Every way that the tax impacted ordinary affluent individuals is reflected in that column over about a decade. One thing I found especially intriguing was that there were a number of instances in which Congress or Treasury came up with rules that didn’t make good sense, and these ordinary taxpayers write to the Wall Street Journal saying, “I don’t understand this rule, it’s crazy,” and they are absolutely right yet Congress and Treasury don’t get that it’s crazy. There were a lot of instances of that.
Probably the best instance where people were writing into the Journal saying, ‘this is crazy’ where Congress in fact finally realized it was and fixed it, was the rule that was in effect from 1913 to 1921 that if you owned, say, appreciated stock, and gave it to a relative, including a spouse, and had the relative sell the property, neither you nor the relative would be taxed on the gain. So all you had to do to avoid tax on the sale of stock or real estate was to make a gift of it to a relative and have the relative sell it. That’s obviously a very pro taxpayer rule. Nonetheless, a lot of people wrote into the Journal, saying, “Is this really the rule? It makes no sense.” And in 1921, Congress fixed it.
DLM: Why did some early errors get corrected while others remained?
LZ: The short version is pretty simple: Errors tended not to be corrected if two things were true. One: if they were taxpayer-favorable errors that developed constituencies. A classic example of that is the charitable deduction for unrealized appreciation of art and stock. The big constituencies are art museums and universities and their wealthy donors. But that’s only one part of the two-part requirement for the error to persist. The second is that, in revenue terms, the error is small enough that the federal government can afford to live with it.

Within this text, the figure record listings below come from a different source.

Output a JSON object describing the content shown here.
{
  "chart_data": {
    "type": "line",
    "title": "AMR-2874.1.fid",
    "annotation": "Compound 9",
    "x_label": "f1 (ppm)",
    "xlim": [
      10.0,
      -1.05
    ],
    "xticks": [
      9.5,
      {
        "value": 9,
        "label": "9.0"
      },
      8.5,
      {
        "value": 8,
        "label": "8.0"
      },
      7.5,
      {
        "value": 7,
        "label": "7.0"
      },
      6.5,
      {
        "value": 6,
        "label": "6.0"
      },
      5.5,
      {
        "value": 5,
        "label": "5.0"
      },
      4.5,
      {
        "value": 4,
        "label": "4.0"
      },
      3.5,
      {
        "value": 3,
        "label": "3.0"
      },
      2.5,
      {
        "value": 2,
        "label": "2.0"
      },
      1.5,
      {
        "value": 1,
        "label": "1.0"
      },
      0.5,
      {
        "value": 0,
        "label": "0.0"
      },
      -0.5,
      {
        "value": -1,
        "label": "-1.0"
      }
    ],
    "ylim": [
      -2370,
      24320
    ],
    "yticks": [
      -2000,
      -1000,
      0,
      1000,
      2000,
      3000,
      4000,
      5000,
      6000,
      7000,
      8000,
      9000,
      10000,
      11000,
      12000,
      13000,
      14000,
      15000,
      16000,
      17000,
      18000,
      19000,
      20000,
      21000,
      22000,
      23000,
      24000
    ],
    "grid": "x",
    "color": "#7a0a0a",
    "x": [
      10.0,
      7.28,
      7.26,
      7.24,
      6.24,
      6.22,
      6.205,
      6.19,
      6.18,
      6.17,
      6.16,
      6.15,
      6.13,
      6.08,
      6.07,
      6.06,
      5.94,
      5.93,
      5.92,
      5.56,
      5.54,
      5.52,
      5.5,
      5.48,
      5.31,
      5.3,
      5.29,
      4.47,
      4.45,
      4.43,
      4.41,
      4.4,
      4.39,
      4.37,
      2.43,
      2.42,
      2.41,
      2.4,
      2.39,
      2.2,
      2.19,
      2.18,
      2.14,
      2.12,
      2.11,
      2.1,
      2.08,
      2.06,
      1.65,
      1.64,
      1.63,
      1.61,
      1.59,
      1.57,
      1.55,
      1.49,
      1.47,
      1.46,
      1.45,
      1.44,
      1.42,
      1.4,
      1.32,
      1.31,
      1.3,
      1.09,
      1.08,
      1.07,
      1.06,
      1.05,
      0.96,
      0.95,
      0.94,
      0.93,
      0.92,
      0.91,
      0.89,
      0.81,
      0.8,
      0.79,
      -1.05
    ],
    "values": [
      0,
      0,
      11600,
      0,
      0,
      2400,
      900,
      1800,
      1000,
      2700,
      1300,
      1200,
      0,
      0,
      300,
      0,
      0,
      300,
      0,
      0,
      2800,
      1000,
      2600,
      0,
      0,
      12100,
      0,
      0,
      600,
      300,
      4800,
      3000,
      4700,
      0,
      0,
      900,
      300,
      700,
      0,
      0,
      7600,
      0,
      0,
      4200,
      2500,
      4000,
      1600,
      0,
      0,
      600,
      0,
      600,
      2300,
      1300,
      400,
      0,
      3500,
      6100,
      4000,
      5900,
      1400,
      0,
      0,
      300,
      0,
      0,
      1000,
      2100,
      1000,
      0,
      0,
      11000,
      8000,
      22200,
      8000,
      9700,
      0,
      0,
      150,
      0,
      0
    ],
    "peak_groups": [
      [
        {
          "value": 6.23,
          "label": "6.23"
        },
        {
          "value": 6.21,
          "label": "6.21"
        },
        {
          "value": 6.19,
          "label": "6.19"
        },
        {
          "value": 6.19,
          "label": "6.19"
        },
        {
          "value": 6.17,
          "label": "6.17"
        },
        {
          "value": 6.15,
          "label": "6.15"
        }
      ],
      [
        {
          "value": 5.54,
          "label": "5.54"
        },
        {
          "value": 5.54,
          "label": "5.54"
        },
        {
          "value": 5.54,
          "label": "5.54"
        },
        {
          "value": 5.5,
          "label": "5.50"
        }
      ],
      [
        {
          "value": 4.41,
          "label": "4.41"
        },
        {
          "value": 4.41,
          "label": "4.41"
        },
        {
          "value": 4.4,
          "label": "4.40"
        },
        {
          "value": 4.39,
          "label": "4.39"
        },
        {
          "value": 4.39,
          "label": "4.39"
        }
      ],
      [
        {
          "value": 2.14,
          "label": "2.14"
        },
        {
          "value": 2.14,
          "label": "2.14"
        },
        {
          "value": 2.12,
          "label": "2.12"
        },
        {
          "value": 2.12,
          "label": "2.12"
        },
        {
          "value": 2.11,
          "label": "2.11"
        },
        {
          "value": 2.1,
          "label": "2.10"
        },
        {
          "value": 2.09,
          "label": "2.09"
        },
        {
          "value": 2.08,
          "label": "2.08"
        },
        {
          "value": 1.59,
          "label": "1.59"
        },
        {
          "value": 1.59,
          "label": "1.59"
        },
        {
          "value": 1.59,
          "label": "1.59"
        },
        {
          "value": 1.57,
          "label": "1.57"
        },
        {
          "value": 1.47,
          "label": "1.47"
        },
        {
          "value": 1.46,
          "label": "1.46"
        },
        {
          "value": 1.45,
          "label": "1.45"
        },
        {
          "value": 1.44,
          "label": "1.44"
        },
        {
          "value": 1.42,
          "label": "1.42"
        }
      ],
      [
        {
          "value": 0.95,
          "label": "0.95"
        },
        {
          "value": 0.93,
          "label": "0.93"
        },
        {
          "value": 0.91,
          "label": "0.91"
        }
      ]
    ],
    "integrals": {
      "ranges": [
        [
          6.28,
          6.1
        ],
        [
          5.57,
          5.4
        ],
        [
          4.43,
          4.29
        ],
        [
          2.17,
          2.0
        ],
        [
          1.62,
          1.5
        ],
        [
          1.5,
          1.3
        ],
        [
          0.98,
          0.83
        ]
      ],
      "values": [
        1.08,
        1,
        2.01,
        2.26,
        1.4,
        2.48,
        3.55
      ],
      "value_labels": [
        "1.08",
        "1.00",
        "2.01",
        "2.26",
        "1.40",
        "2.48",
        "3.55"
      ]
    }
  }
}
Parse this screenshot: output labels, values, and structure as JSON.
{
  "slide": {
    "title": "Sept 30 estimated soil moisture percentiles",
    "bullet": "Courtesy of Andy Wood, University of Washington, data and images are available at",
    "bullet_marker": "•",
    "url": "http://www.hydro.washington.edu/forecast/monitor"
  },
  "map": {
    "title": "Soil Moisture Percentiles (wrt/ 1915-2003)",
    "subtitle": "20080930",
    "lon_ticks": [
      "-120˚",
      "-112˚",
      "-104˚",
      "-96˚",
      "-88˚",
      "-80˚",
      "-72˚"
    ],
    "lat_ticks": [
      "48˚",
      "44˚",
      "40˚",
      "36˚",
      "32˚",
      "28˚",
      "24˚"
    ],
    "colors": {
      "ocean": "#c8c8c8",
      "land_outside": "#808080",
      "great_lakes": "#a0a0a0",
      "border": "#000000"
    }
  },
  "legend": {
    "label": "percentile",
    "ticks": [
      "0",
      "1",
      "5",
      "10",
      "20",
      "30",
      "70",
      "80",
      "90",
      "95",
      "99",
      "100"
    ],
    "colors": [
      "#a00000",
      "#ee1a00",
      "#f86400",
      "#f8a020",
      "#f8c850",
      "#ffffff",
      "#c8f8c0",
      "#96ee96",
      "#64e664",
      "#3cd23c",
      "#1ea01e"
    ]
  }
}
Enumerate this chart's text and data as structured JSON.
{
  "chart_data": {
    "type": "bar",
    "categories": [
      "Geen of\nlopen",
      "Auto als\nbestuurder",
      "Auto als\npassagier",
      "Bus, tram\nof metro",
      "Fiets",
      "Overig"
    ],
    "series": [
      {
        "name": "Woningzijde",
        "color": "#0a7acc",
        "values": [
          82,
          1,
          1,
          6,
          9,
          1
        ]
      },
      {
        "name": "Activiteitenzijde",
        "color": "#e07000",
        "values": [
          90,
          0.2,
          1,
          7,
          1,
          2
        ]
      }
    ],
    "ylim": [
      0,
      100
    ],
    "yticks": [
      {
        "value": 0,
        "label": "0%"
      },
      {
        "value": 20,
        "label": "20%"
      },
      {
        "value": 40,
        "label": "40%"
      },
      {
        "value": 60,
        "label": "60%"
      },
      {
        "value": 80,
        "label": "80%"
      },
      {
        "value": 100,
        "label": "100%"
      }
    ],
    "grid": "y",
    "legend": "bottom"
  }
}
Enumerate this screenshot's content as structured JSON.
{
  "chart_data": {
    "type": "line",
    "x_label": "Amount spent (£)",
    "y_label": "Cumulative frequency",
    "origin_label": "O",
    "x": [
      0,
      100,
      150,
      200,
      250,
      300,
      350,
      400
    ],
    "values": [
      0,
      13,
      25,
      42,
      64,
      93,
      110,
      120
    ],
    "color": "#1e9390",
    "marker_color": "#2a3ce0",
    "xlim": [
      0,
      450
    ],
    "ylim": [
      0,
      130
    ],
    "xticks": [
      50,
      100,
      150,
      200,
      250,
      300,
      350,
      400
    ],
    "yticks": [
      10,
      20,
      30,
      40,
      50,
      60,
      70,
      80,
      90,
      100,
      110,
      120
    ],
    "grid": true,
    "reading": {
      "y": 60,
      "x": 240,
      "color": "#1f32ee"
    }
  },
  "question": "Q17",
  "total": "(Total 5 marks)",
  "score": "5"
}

I’ll give you two errors that were so expensive that they had to be corrected. One was the tax-exclusive income tax — allowing the tax to be deductible against itself. It had to be corrected because you couldn’t raise the amount of revenue that you needed to raise to carry on World War I without fixing that. The other, and maybe even better example, is the contrast between the two tax-free step-up in basis rules. To have continued to allow the tax-free step-up in basis for inter vivos gifts would have been the functional equivalent of repealing the capital gains tax, and Congress decided it couldn’t afford that. But the revenue impact of the tax-free step-up in basis at death, although very significant, wasn’t of the same magnitude, because you could take advantage of it only once, when you died. And so Congress could afford to continue that, and sure enough, it did.
DLM: What lasting lesson can be drawn from the collection of errors and dubious choices you found in the early history of the federal income tax?
LZ: Going forward, the most obvious lesson probably has more application to other areas of the law than to the income tax itself. That is: When you are developing a big, important, new law from scratch — and the moral is easier to state than to follow in practice — you cannot be too careful to get it right the first time, because mistakes may develop constituencies and may become hard to fix for that reason. If you don’t get it right the first time, you may never be able to fix it, or it may even result in torpedoing the whole law. I think we’ve seen some illustrations of that lesson in the history of Obamacare.